Life and Labour in Newfoundland: Based on Lectures delivered at the Memorial University of Newfoundland
This study of Newfoundland is a brilliant combination of first-hand observation, and of research into fascinating source materials. Professor Fay made tours of Newfoundland and of Labrador and examined documentary material in London and the West Country. Both his observations and his source-material are fresh and stimulating, and he writes in his usual lively provocative style.
Professor Fay relates the economic history of Newfoundland to the seafaring and commercial background of the Island's first inhabitants.
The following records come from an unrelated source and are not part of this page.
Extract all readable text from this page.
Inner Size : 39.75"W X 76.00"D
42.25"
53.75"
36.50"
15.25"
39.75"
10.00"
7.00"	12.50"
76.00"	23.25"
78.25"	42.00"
Many parallels can be drawn between life in early Newfoundland and in the west of England where the enterprises which first discovered Newfoundland and its resources were founded. Despite legal restrictions on the growth of permanent settlements, Newfoundland developed inexorably from a simple fishery to a full-fledged colony. And just as Newfoundland could not help its progression from fishery to established settlement, so today it is inevitably pressing towards industrial maturity.
The material in this volume is based upon a series of lectures first delivered in 1953 at Memorial University, St. John's Newfoundland.
- Series: Heritage
- World Rights
- Page Count: 262 pages
- Dimensions: 5.5in x 1.0in x 8.5in
Charles Ryle Fay (1884-1961) was a Reader Emeritus in Economic History, Cambridge, and formerly Professor of Economics at the University of Toronto. He is the author of many notable volumes in political history.